The final data confirm an earlier interim analysis (J. Clin. Oncol. 2010;28:4594-600), which also showed a survival advantage for the doubled dose. Observers commented that the new analysis provides clinicians with reassurance that the Food and Drug Administration was correct in 2010 when, on the strength of the interim CONFIRM analysis, the agency replaced the 250-mg dose with 500 mg as the approved dose.
The final overall survival analysis was performed when 75% of study participants had died. Fulvestrant at 500 mg was associated with a "clinically meaningful" 4.1-month increase in overall survival: 26.4 months as compared with 22.3 months in the 250-mg group (P = .016). This translated to a 19% reduction in the risk of death, said Dr. Di Leo, head of the department of medical oncology at the Tuscan Tumor Institute at the Hospital of Prato (Italy).

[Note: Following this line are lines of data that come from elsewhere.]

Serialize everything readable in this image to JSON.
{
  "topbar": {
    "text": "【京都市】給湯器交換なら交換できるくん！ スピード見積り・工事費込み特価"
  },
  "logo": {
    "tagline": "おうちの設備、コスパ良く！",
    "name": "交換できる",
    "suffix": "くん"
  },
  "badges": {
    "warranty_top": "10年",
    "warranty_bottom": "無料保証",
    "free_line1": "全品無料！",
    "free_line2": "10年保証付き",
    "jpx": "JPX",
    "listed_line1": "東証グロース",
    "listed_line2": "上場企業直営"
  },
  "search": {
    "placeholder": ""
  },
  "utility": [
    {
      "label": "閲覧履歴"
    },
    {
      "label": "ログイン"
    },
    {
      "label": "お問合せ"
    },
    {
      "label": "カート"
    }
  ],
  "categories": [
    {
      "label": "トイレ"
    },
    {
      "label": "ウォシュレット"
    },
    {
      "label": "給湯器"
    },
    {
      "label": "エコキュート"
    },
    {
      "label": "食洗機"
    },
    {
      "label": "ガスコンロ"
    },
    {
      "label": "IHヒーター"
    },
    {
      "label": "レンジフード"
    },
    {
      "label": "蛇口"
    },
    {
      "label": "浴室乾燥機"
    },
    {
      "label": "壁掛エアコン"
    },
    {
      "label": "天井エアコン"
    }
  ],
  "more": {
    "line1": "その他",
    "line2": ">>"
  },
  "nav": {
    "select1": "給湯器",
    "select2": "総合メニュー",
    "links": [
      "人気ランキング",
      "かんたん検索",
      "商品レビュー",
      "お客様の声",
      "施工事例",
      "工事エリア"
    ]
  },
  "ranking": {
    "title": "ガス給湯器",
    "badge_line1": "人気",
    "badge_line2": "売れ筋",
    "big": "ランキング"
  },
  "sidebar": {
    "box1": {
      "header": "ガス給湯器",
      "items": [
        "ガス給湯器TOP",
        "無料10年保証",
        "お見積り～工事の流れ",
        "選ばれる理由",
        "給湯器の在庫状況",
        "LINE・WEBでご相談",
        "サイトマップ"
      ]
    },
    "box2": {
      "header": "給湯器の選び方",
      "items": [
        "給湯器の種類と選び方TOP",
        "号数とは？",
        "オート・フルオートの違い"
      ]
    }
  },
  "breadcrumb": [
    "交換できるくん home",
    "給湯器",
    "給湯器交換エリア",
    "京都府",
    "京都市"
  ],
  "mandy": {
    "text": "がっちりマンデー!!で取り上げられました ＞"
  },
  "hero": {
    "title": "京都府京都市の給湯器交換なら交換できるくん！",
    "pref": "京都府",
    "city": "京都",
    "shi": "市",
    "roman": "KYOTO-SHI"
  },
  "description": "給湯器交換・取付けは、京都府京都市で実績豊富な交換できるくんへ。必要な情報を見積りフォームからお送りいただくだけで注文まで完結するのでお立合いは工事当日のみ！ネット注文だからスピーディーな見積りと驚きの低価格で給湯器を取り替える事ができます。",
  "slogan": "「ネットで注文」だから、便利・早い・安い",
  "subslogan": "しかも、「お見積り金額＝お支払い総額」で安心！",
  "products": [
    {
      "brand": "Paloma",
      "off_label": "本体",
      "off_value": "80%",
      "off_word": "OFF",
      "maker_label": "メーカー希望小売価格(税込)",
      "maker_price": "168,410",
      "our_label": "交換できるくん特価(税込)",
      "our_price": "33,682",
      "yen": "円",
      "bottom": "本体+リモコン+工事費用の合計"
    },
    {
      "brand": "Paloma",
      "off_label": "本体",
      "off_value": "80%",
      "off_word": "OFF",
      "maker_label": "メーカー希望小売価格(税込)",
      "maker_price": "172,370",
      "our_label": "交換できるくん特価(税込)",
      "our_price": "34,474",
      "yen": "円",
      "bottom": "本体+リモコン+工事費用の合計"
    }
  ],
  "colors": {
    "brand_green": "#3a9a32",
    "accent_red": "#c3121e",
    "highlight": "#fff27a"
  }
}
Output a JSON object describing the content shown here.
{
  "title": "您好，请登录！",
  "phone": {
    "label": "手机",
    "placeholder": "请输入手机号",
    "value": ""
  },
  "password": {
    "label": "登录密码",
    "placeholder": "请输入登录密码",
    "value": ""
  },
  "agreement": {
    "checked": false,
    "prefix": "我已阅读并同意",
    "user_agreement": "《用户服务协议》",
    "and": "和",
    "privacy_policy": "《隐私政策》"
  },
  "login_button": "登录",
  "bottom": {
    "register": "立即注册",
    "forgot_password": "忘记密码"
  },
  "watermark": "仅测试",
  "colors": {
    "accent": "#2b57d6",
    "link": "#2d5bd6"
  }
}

The safety findings were particularly striking. The high and low doses of fulvestrant were associated with similar rates of serious adverse events. There were five serious adverse events leading to death in the 500-mg group and seven in the 250-mg group. Coupled with the survival advantage, the safety data show "without any doubt" that 500 mg monthly is the correct dose, he noted in an interview with this publication.
The CONFIRM trial was sponsored by AstraZeneca. Dr. Di Leo reported that he serves as an adviser to the pharmaceutical company.
AT THE SAN ANTONIO BREAST CANCER SYMPOSIUM
Major Finding: Postmenopausal patients with estrogen receptor–positive advanced breast cancer treated with intramuscular fulvestrant at 500 mg had a 4.1-month increase in median overall survival and a 19% reduction in risk of death compared with those on fulvestrant at 250 mg.
Data Source: This was the final analysis of overall survival in the phase III, randomized, double-blind, 736-patient CONFIRM trial.
Disclosures: CONFIRM was sponsored by AstraZeneca. The presenter serves as an advisor to the company.